The biggest caveat of them all is perhaps the
most obvious, yet it bears repeating. There's no way to say how
much a given investment will rise or fall in value over the course
of 10 years. When you add in the risk of leverage, any gains will
be magnified, but so will any losses.
EXAMPLE:
- Home value: $150,000
- First mortgage remaining balance: $100,000
- New home equity line of credit (HELOC): $30,000
- Overall loan-to-value ratio: 87%
One example --
by-the-numbers
|
| |
Initial investment
|
Monthly payments,
interest only
|
After-tax
interest costs
|
What's left
after paying
off the loan
|
|
10% stock gain
|
$30,000
|
$214
|
$18,366
|
$19,884
|
|
33% stock loss
|
$30,000
|
$214
|
$18,366
|
-$28,366
|
|
No loan,
monthly savings
|
$214
|
$214
|
$0
|
$35,514
|
|
SOURCES: Bankrate.com calculations; Wil Heupel,
CFP, Accredited Investors Inc.;
Phyllis Carlton, CFP, Capital Management Consulting
|
For the sake of argument, let's leave out the
payment and rate on the first mortgage. Then, let's take the average
HELOC rate Bankrate.com found in early May (8.56 percent) and assume
a 10-year loan term and no changes in the variable interest rate
over the life of the loan. If the person elected to pay interest
only, the monthly payment would be $214. Total interest costs over
10 years would be $25,466, but if we assume the person is in the
28 percent tax bracket, the after-tax interest cost would be $18,366.
When
the investment gains
Now, let's assume the person uses the $30,000 line proceeds
to buy 1,000 shares of ABC Corp. for $30 each. If the investment
gains 10 percent a year, the person would have $77,812 after 10
years. Factor in the 20 percent long-term capital gains tax on the
$47,812 gain and you get a tax bite of $9,562. That drops the total
after-tax investment value of $68,250. Then you factor in the repayment
of the $30,000 loan principal, which reduces your money to $38,250.
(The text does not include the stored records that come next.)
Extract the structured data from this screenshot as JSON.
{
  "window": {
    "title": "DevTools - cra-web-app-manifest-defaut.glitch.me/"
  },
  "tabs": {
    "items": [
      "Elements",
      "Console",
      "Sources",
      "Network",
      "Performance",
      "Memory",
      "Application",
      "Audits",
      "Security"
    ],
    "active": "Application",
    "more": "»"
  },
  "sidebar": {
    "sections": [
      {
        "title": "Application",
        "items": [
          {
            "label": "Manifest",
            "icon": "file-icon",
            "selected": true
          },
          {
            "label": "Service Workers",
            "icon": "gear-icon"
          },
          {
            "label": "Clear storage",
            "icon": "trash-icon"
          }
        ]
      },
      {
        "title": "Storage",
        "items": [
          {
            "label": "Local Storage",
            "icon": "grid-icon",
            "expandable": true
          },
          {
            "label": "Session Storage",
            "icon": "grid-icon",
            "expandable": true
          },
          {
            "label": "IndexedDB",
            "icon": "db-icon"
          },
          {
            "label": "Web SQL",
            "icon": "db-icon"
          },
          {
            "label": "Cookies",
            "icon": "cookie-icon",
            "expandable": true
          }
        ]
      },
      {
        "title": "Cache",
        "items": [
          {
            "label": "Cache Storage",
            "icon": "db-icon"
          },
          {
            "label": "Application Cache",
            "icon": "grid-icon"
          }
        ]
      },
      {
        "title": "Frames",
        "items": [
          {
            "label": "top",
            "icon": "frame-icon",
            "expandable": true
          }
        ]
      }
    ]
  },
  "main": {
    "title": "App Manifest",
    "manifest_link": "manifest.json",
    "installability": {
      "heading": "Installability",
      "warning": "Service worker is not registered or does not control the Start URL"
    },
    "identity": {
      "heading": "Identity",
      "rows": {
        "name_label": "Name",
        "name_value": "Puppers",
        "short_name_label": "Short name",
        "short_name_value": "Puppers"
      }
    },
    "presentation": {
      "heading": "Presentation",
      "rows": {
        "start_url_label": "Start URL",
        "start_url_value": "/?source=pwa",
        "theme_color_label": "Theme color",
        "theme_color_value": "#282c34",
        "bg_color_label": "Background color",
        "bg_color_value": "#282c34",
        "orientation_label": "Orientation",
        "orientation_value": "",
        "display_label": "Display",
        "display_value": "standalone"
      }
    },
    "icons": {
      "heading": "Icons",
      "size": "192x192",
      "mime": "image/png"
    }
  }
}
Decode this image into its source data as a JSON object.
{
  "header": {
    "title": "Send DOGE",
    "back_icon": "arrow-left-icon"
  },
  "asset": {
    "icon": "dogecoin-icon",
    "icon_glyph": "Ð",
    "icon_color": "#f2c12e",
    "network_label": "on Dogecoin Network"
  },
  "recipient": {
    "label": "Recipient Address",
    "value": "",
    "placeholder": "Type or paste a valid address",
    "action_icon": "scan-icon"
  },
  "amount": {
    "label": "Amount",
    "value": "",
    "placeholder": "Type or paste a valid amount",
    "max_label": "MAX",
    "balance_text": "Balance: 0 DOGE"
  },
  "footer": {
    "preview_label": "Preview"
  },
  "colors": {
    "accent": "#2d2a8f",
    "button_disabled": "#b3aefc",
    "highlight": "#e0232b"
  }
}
Then, knock out the interest costs of $18,366 and you get a net
gain of $19,884.
If
it loses
But what if the stock fell in value to $20,000 over those 10
years? That's a decline of just 33 percent. That person would end
up having to pay back $30,000 with $20,000 in cash raised from selling
the shares, leaving them with a $10,000 loss. Factor in the $18,366
in after-tax interest costs and they end up with a net loss of $28,366.
An
alternative
One financial planner points out that someone with $214 a month
laying around to make interest payments should just invest that
instead. By starting with that amount and comitting it every month
for 10 years, an investor could accumulate $44,392 pretax assuming
a 10 percent return. Knock out $8,878 for taxes and you're talking
about $35,514 -- with no loan to repay!